Jump to Content

Distributed Data Processing for Large-Scale Simulations on Cloud

Lily Hu
TJ Lu
Yi-fan Chen
2021 IEEE INTERNATIONAL SYMPOSIUM ON ELECTROMAGNETIC COMPATIBILITY, SIGNAL & POWER INTEGRITY (2021) (to appear)

Abstract

In this work, we proposed a distributed data pipeline for large-scale simulations by using libraries and frameworks available on Cloud services. The data pipeline is designed with careful considerations for the characteristics of the simulation data. The implementation of the data pipeline is with Apache Beam and Zarr. Beam is a unified, open-source programming model for building both batch- and streaming-data parallel-processing pipelines.

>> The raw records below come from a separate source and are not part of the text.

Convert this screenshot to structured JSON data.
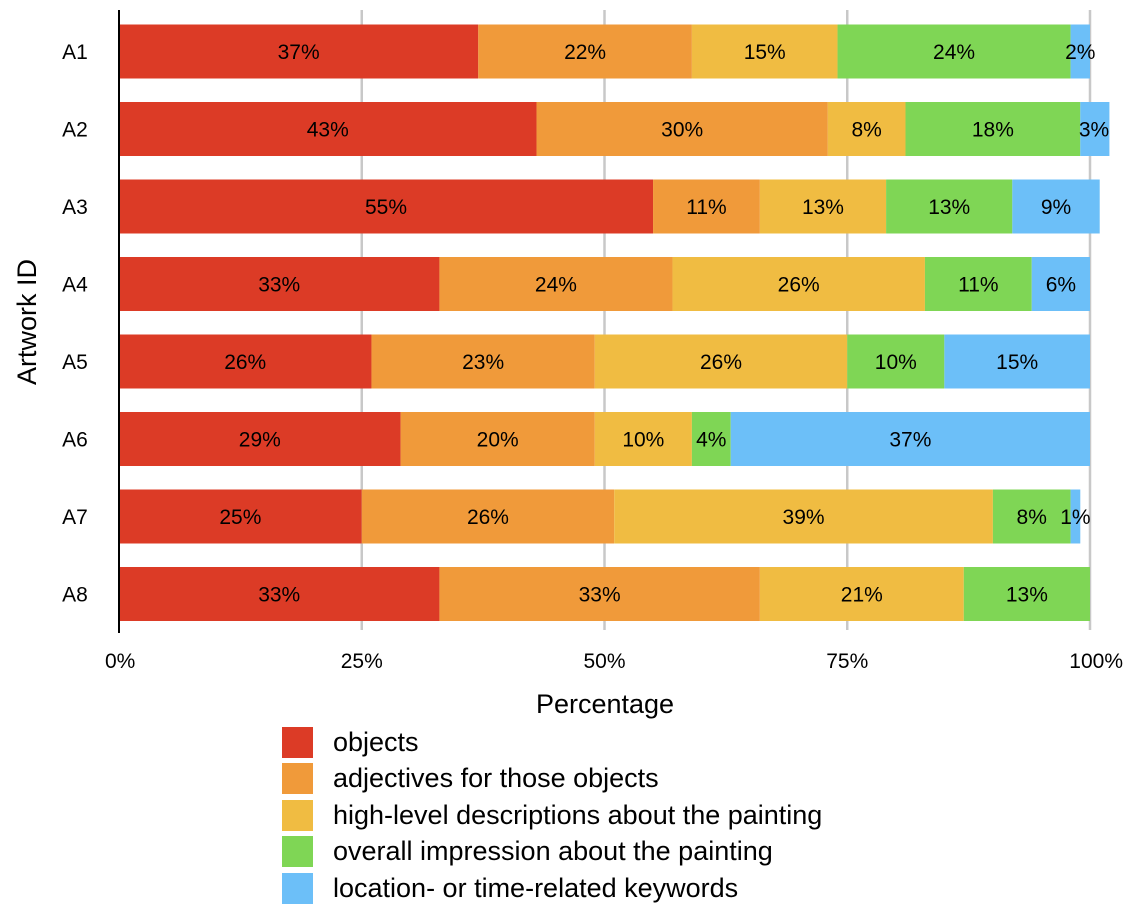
{
  "chart_data": {
    "type": "bar",
    "orientation": "horizontal",
    "stacked": true,
    "title": "",
    "xlabel": "Percentage",
    "ylabel": "Artwork ID",
    "xlim": [
      0,
      100
    ],
    "x_ticks": [
      "0%",
      "25%",
      "50%",
      "75%",
      "100%"
    ],
    "grid": "vertical",
    "legend_position": "bottom",
    "categories": [
      "A1",
      "A2",
      "A3",
      "A4",
      "A5",
      "A6",
      "A7",
      "A8"
    ],
    "series": [
      {
        "name": "objects",
        "color": "#DC3B26",
        "values": [
          37,
          43,
          55,
          33,
          26,
          29,
          25,
          33
        ],
        "labels": [
          "37%",
          "43%",
          "55%",
          "33%",
          "26%",
          "29%",
          "25%",
          "33%"
        ]
      },
      {
        "name": "adjectives for those objects",
        "color": "#F09A3A",
        "values": [
          22,
          30,
          11,
          24,
          23,
          20,
          26,
          33
        ],
        "labels": [
          "22%",
          "30%",
          "11%",
          "24%",
          "23%",
          "20%",
          "26%",
          "33%"
        ]
      },
      {
        "name": "high-level descriptions about the painting",
        "color": "#F0BC42",
        "values": [
          15,
          8,
          13,
          26,
          26,
          10,
          39,
          21
        ],
        "labels": [
          "15%",
          "8%",
          "13%",
          "26%",
          "26%",
          "10%",
          "39%",
          "21%"
        ]
      },
      {
        "name": "overall impression about the painting",
        "color": "#7FD655",
        "values": [
          24,
          18,
          13,
          11,
          10,
          4,
          8,
          13
        ],
        "labels": [
          "24%",
          "18%",
          "13%",
          "11%",
          "10%",
          "4%",
          "8%",
          "13%"
        ]
      },
      {
        "name": "location- or time-related keywords",
        "color": "#6CBFF8",
        "values": [
          2,
          3,
          9,
          6,
          15,
          37,
          1,
          0
        ],
        "labels": [
          "2%",
          "3%",
          "9%",
          "6%",
          "15%",
          "37%",
          "1%",
          ""
        ]
      }
    ]
  }
}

By using Beam, one can simply focus on the logical composition of the data processing task and bypass the low-level details of distributed computing. The orchestration of distributed processing is fully managed by the runner, in this work, Dataflow on Google Cloud. Beam separates the programming layer from the runtime layer such that the proposed pipeline can be executed across various runners. The storage format of the output tensor of the data pipeline is Zarr. Zarr allows concurrent reading and writing, storage on a file system, and data compression before the storage. The performance of the data pipeline is analyzed with an example, of which the simulation data is obtained with an in-house developed computational fluid dynamic solver running in parallel on Tensor Processing Unit (TPU) clusters. The performance analysis demonstrates good storage and computational efficiency of the proposed data pipeline.